II. SUR L'APPLICATION DE L'ARTICLE 41 DE LA CONVENTION
34. Pour dommage matériel, le requérant réclame 1 910 769 euros (EUR) pour une superficie totale de 23 000 m², soit environ 83 EUR/m². Il demande également 382 215 EUR pour le manque à gagner pendant dix ans. Par ailleurs, il réclame 10 000 EUR pour dommage moral. Il réclame enfin 3 000 EUR pour le remboursement des frais et dépens, sans justificatifs à l'appui.
35. Le Gouvernement ne voit pas de lien de causalité entre les faits de la cause et les indemnités réclamées, et il invite la Cour à rejeter ces demandes.
36. Suivant sa jurisprudence en la matière, la Cour considère que le requérant a subi un certain dommage matériel et moral, et estime approprié de fixer un montant forfaitaire. Eu égard aux informations dont elle dispose et statuant en équité, la Cour juge raisonnable d'accorder au requérant la somme de 175 000 EUR, tous préjudices confondus, plus tout montant pouvant être dû à titre d'impôt sur cette somme, assortis d'intérêts moratoires d'un taux égal à celui de la facilité de prêt marginal de la Banque centrale européenne, majoré de trois points de pourcentage.
Quant à la demande relative aux frais et dépens, compte tenu de sa jurisprudence, la Cour la rejette.
PAR CES MOTIFS, LA COUR
1. Déclare, à l'unanimité, la requête recevable ;
2. Dit, par six voix contre une, qu'il y a eu violation de l'article 1 du Protocole no 1 ;
3. Dit, par six voix contre une,
a) que l'Etat défendeur doit verser au requérant, dans les trois mois à compter du jour où l'arrêt sera devenu définitif en vertu de l'article 44 § 2 de la Convention, 175 000 EUR (cent soixante-quinze mille euros), tous préjudices confondus, plus tout montant pouvant être dû à titre d'impôt, à convertir en livres turques au taux applicable à la date du règlement ;
b) qu'à compter de l'expiration dudit délai et jusqu'au versement, ce montant sera à majorer d'un intérêt simple à un taux égal à celui de la facilité de prêt marginal de la Banque centrale européenne applicable pendant cette période, augmenté de trois points de pourcentage ;
4. Rejette, par six voix contre une, la demande de satisfaction équitable pour le surplus.

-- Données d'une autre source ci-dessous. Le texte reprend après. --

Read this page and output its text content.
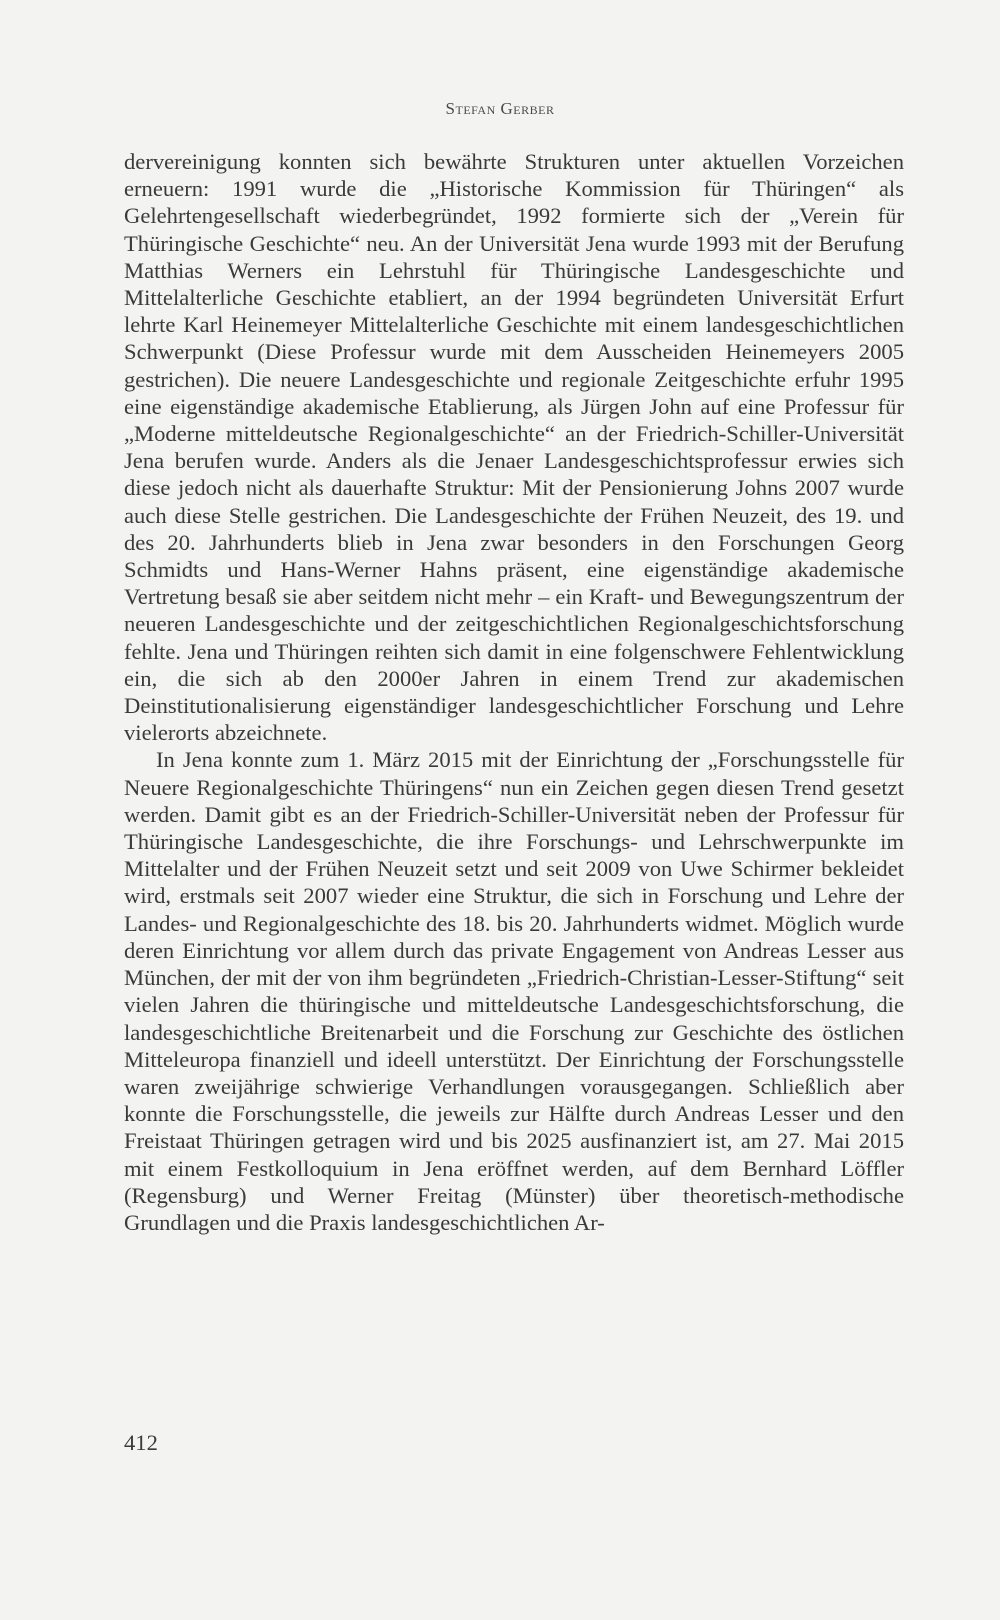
Stefan Gerber

dervereinigung konnten sich bewährte Strukturen unter aktuellen Vorzeichen erneuern: 1991 wurde die „Historische Kommission für Thüringen“ als Gelehrtengesellschaft wiederbegründet, 1992 formierte sich der „Verein für Thüringische Geschichte“ neu. An der Universität Jena wurde 1993 mit der Berufung Matthias Werners ein Lehrstuhl für Thüringische Landesgeschichte und Mittelalterliche Geschichte etabliert, an der 1994 begründeten Universität Erfurt lehrte Karl Heinemeyer Mittelalterliche Geschichte mit einem landesgeschichtlichen Schwerpunkt (Diese Professur wurde mit dem Ausscheiden Heinemeyers 2005 gestrichen). Die neuere Landesgeschichte und regionale Zeitgeschichte erfuhr 1995 eine eigenständige akademische Etablierung, als Jürgen John auf eine Professur für „Moderne mitteldeutsche Regionalgeschichte“ an der Friedrich-Schiller-Universität Jena berufen wurde. Anders als die Jenaer Landesgeschichtsprofessur erwies sich diese jedoch nicht als dauerhafte Struktur: Mit der Pensionierung Johns 2007 wurde auch diese Stelle gestrichen. Die Landesgeschichte der Frühen Neuzeit, des 19. und des 20. Jahrhunderts blieb in Jena zwar besonders in den Forschungen Georg Schmidts und Hans-Werner Hahns präsent, eine eigenständige akademische Vertretung besaß sie aber seitdem nicht mehr – ein Kraft- und Bewegungszentrum der neueren Landesgeschichte und der zeitgeschichtlichen Regionalgeschichtsforschung fehlte. Jena und Thüringen reihten sich damit in eine folgenschwere Fehlentwicklung ein, die sich ab den 2000er Jahren in einem Trend zur akademischen Deinstitutionalisierung eigenständiger landesgeschichtlicher Forschung und Lehre vielerorts abzeichnete.

In Jena konnte zum 1. März 2015 mit der Einrichtung der „Forschungsstelle für Neuere Regionalgeschichte Thüringens“ nun ein Zeichen gegen diesen Trend gesetzt werden. Damit gibt es an der Friedrich-Schiller-Universität neben der Professur für Thüringische Landesgeschichte, die ihre Forschungs- und Lehrschwerpunkte im Mittelalter und der Frühen Neuzeit setzt und seit 2009 von Uwe Schirmer bekleidet wird, erstmals seit 2007 wieder eine Struktur, die sich in Forschung und Lehre der Landes- und Regionalgeschichte des 18. bis 20. Jahrhunderts widmet. Möglich wurde deren Einrichtung vor allem durch das private Engagement von Andreas Lesser aus München, der mit der von ihm begründeten „Friedrich-Christian-Lesser-Stiftung“ seit vielen Jahren die thüringische und mitteldeutsche Landesgeschichtsforschung, die landesgeschichtliche Breitenarbeit und die Forschung zur Geschichte des östlichen Mitteleuropa finanziell und ideell unterstützt. Der Einrichtung der Forschungsstelle waren zweijährige schwierige Verhandlungen vorausgegangen. Schließlich aber konnte die Forschungsstelle, die jeweils zur Hälfte durch Andreas Lesser und den Freistaat Thüringen getragen wird und bis 2025 ausfinanziert ist, am 27. Mai 2015 mit einem Festkolloquium in Jena eröffnet werden, auf dem Bernhard Löffler (Regensburg) und Werner Freitag (Münster) über theoretisch-methodische Grundlagen und die Praxis landesgeschichtlichen Ar-

412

Fait en français, puis communiqué par écrit le 8 décembre 2009, en application de l'article 77 §§ 2 et 3 du règlement.
Françoise Elens-Passos Françoise Tulkens
Greffière adjointe Présidente
Au présent arrêt se trouve joint, conformément aux articles 45 § 2 de la Convention et 74 § 2 du règlement, l'exposé de l'opinion dissidente du juge Cabral Barreto.
F.T.
F.E.P.
OPINION DISSIDENTE DU JUGE CABRAL BARRETO
A mon grand regret, pour les raisons exposées dans mon opinion dissidente commune avec le juge Türmen dans l'affaire Köktepe c. Turquie, no 35785/03, 22 juillet 2008, je ne suis pas en mesure de suivre l'approche de la majorité. Pour moi, il n'y a pas eu violation de l'article 1 du Protocole no 1.
Comme je l'ai mentionné dans mon opinion dissidente dans l'affaire Köktepe c. Turquie (satisfaction équitable), no 35785/03, 13 octobre 2009, j'aimerais encore ajouter que, si je devais accorder quelque chose au requérant dans cette affaire, je dirais que le constat de violation suffirait en ce qui concerne le dommage moral, pour être cohérent avec l'arrêt Turgut et autres (requête nº 1411/03) (article 41) que la chambre a adopté le même jour.